Some studies show gibbons to be fairly tolerant of logging activities (Chivers 1986), particularly in the short-term (Howell 2003, cited in Meijaard et al. 2005) due to the strong territoriality of these species (Wilson and Johns 1982). Other studies, however, show decreases in density of 20–60% between logged and primary forest (e.g. Johns 1992), and others even greater decreases of over 60% (Nijman 1997, Howell 2003, both cited in Meijaard et al. 2005) owing to reductions in food availability. Logging damage is not consistent across the catchment and some areas of forest have been damaged more heavily than at LAHG. We do not know to what degree the gibbon population has suffered in these areas. For these reasons the extrapolation should be treated with caution. Nevertheless, because we probably underestimate gibbon density in the TIF and LPF habitat types, and as solitary individuals are excluded from the analysis, this population estimate may be considered a minimum and is thus useful for conservation planning for H. agilis.

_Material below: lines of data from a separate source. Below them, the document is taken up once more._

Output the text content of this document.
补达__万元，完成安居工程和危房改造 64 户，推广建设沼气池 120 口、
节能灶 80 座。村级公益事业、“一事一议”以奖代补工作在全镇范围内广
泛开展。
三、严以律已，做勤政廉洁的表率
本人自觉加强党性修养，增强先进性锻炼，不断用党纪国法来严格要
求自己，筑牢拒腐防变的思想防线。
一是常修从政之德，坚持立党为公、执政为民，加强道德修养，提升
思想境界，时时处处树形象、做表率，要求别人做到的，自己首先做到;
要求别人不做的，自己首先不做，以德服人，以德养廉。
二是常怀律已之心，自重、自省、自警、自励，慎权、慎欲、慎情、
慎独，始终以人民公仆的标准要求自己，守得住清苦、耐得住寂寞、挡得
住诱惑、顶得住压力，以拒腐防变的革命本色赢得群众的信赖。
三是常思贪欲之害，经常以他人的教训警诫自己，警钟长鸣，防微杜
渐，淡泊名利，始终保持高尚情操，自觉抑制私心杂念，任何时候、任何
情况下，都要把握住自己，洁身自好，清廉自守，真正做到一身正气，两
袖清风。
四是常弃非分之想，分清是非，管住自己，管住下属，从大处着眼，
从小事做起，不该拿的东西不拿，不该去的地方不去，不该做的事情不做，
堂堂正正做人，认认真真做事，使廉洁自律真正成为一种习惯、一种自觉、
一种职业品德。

IUCN stresses the importance of re-evaluating taxa at regular intervals, particularly those that are listed as Near Threatened or Conservation Dependent. IUCN last assessed H.a. albibarbis in 2000 (Eudey 2000). In 1977, Chivers estimated the population of H. agilis to be in the region of 744,000 individuals. He attributed 455,000 of these individuals to H.a. albibarbis. His predictions for the species future were bleak, with a 95% loss of H.a. albibarbis over the following 15 years. In 1984, he updated this status, suggesting H.a. albibarbis was widespread and relatively safe (Brockelman and Chivers 1984, p.4). In 1986, MacKinnon published slightly higher population estimates for H. agilis, in the region of 850,000, but did not differentiate between the subspecies of H. agilis. Both studies warn of the crudeness and possible inaccuracy of the data (Chivers 1977; MacKinnon 1986).

Reliable population estimates are confounded by the fact that, with the exception of North Vietnam, gibbon distribution and abundance in Borneo is the most poorly documented (Brandon-Jones et al. 2004). Moreover, what has been documented shows a coastal bias in terms of information (Marshall and Sugardjito 1986; Brandon-Jones et al. 2004).

The density figures in this study are encouraging and indicate that peat-swamp forest is an important habitat for gibbons. At the time of this study, illegal logging presented the greatest threat. Since this study was conducted, the Sabangau catchment has been designated as a national park. With this status in place, Husson et al. (2006) identify, as an immediate conversation priority, the damming of illegal logging extraction canals in an attempt to restore the hydrology of peat-swamp forest within the Sabangau.

The slow life history of gibbons makes them particularly susceptible to population crashes, which is a concern, as much of the habitat occupied by gibbons continues to be destroyed, which could affect survival rates of dispersing individuals (Mitani 1990). Monitoring over time would assess the stability of the Sabangau gibbon population. Whether the newly protected status of the area will have a positive impact on gibbon populations can be considered in future studies. Research should extend the survey area to establish whether there are differences in gibbon density between areas of differing logging damage and habitat sub-types, in order to produce a more accurate estimate of total population size in the Sabangau catchment.

People are slow to realise that large tracts of forest are essential for human survival (Chivers 1977). The environmental benefits and importance of peat-swamp forest have been well documented (MacKinnon et al. 1997a; Page et al. 1997, Morrogh-Bernard et al. 2003). This area could represent one of the largest continuous populations of H.a. albibarbis in Borneo. It is hoped that these data will encourage longitudinal studies of gibbons in the Sabangau catchment.